Com uma atmosfera magnífica e extremamente original, o título remete ao clássico FRANKENSTEIN, de 1931, onde o cientista Henry Frankenstein grita ao dar vida ao seu monstro “It’s Alive! It’s Alive!”. O protagonista deste aqui, Frank Davis (o ótimo John Ryan) comenta, em determinado momento, que quando era pequeno pensava que Frankenstein era o monstro, vivido por Boris Karloff... e quem nunca pensou isso na infância? Essa cena reflete um bocado a situação do personagem ao se sentir o próprio Frankenstein por ter criado, com sua esposa, um bebê monstruoso terrível (concebido pelo Rick Baker), dotado de dentes afiados e garras bem amoladas. A criatura mal deixa a barriga da mãe e massacra meia dúzia de médicos e enfermeiras. A cena acontece off screen, mas a maneira como o suspense é construído demonstra a maestria de quem entende da linguagem do cinema.

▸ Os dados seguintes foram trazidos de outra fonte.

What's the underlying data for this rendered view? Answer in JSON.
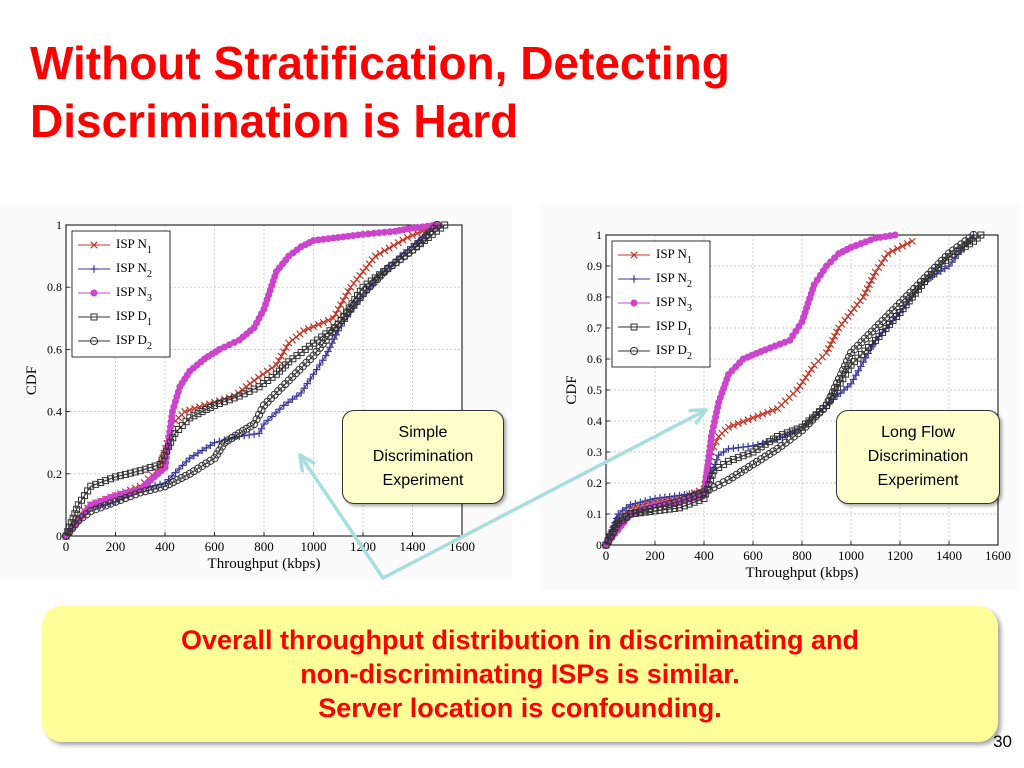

Logo depois, o bebê monstro foge do hospital e desaparece, tendo todo esquadrão da polícia em seu encalço e ainda alguns pesquisadores científicos interessados em estudá-lo. E é nesse cenário que o diretor e roteirista Larry Cohen explora alguns tópicos de seu interesse em IT’S ALIVE, lançando seu olhar sobre a família de classe média americana e seu comportamento diante de um fenômeno ligado ao fantástico, sem contar as alfinetadas na industria farmacêutica e suas imprudências, um provável responsável pelo surgimento do monstro. Há também alguns exageros cômicos na maneira de agir da polícia, especialmente quando um grupo de agentes da lei muito bem armados cercam o suspeito: um bebê fofinho tranquilão... É dessas cenas comprovam a genialidade de um diretor!

É preciso destacar o modo como Cohen vai brincando com esses temas, driblando a evidente falta de recurso, de maneira inteligente e reflexiva, sem ignorar os elementos do horror. Isso implica também na parte técnica, mas o sujeito consegue se sair bem até nesse aspecto. De acompanhamento musical estamos bem servidos: Bernard Herrmann (não me pergunte como conseguiram). E a forma como Cohen filma a criatura, por exemplo, sempre de relance, nas sombras, é outra estratégia interessante, aguça ainda mais o clima de horror e também a curiosidade do espectador, algo que foi totalmente destruído com a popularização do CGI em qualquer produção de fundo de quintal.

Sempre tive consciência da reputação de IT’S ALIVE. É merecida. Filmaço simplesmente perturbador e muito perspicaz! As continuações também são escritas e dirigidas pelo Cohen. Pelo que andei lendo por aí, o segundo mantém o nível, já o terceiro possui uma fama ruim. E como eu costuma gostar dessas ovelhas negras... Mas chegaremos lá!